1. Feb 15, 2010

### tics

1. The problem statement, all variables and given/known data

A sprinter accelerates from rest to a top speed with an acceleration which magnitude is 3.80 m/s^2 . After achieving top speed, he runs the remainder of the race without speeding up or slowing down. The total race is 50 m long. If the total race is run in 7.88 s, how far does he run during the acceleration phase?

2. Relevant equations

By using equations of motion the following 2 equations arise: s= ut +1/2at^2 = 1/2(3.8)t^2 = 1.9t^2 .......... (1)
From v= u+at and v= s'/t' : s= -3.8t(7.88-t)+50...........(2)

3. The attempt at a solution

The two simultaneous equations lead to :
0= 1.9 ^2-29.94t+50, a quadrqtic equation, which is solved: s= 6.85 m

Can someone please show me step-by-step how they arrived at the final solution. The part that puzzles me the most is how they derived the second equation. Any input is kindly welcomed. Thank you all.

Last edited: Feb 15, 2010
2. Feb 15, 2010

### CompuChip

So the s in the equation, is the distance run in the acceleration time. The first equation approaches it from the acceleration phase: if a = 3.80 m/s/s then equation (1) gives the distance covered during the time t of acceleration.
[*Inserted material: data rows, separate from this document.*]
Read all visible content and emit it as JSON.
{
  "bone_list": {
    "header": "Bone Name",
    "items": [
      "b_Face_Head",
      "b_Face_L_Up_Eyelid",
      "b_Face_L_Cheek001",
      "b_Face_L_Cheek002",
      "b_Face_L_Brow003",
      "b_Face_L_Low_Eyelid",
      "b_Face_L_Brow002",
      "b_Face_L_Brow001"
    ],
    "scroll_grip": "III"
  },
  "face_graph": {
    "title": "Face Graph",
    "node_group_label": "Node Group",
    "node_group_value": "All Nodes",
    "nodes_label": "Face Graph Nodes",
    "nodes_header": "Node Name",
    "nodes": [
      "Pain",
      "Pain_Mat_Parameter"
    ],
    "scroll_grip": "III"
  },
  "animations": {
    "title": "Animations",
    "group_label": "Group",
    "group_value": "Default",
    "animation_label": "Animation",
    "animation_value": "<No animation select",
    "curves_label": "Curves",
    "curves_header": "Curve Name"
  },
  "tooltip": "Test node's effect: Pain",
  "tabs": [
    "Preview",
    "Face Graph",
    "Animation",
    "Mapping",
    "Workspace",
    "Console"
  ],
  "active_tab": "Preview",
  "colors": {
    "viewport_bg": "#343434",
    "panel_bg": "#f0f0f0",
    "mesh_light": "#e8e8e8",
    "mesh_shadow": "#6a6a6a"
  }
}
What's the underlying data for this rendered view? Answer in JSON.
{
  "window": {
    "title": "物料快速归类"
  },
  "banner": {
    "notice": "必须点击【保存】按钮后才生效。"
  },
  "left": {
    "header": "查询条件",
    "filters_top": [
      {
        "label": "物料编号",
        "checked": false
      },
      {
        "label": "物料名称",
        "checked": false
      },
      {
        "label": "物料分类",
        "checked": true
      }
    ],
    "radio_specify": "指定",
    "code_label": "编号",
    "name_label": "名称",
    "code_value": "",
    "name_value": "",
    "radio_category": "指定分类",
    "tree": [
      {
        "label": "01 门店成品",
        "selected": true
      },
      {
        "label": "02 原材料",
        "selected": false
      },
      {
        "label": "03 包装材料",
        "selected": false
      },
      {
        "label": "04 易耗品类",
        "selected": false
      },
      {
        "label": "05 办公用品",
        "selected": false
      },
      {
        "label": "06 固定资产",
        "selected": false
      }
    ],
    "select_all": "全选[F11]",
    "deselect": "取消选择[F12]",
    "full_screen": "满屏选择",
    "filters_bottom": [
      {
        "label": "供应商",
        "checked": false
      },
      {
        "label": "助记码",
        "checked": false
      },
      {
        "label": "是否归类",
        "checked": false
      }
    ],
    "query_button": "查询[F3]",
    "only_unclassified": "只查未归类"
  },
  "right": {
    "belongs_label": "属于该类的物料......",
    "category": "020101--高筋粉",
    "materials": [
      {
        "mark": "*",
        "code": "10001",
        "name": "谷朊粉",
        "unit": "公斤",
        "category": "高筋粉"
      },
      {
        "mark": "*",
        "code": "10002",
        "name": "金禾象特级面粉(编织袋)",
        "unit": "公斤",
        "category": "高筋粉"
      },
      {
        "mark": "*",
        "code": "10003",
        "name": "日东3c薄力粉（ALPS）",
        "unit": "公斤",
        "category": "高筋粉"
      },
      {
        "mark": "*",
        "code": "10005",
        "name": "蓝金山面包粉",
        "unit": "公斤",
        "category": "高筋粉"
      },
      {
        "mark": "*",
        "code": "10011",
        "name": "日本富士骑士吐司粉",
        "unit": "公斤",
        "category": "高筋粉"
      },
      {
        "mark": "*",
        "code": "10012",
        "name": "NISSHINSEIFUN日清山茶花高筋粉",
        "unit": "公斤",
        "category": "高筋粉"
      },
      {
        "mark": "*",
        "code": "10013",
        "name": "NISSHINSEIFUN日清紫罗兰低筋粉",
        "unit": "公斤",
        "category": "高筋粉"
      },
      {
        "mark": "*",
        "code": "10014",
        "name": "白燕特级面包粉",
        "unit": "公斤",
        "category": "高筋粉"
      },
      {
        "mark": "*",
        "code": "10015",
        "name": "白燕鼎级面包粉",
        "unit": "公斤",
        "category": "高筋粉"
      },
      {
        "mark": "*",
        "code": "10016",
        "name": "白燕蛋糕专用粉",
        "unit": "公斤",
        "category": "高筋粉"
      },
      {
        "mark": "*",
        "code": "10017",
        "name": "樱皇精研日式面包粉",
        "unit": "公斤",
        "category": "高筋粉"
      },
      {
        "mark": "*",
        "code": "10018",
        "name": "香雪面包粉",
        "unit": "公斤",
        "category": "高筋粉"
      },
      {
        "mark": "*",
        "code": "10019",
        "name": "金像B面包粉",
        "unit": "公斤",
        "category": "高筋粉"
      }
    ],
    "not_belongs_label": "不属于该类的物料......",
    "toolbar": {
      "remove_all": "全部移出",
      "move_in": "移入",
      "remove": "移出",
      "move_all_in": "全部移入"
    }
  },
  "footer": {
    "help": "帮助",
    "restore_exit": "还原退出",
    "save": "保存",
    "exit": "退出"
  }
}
The second equation looks at the constant velocity part. When you have covered s m of the 50 m race in time t, then the remaining (50 - s) m take (7.88 - t) seconds, at a constant velocity v. This v follows from v = u + a t during the acceleration (with u = 0, a = 3.8 and t again the acceleration time).

From this you can write down a formula in which you isolate s, leading to equation (2). Once you have (1) and (2), you can of course simply equate them and solve for t, then plug back into either of them to find s.

3. Feb 15, 2010

### tics

Thanks a lot CompuChip for your quick reply. And you're right: a scientist is not a person who gives the correct answers, but he's the one who asks the right questions correctly. Keep it up.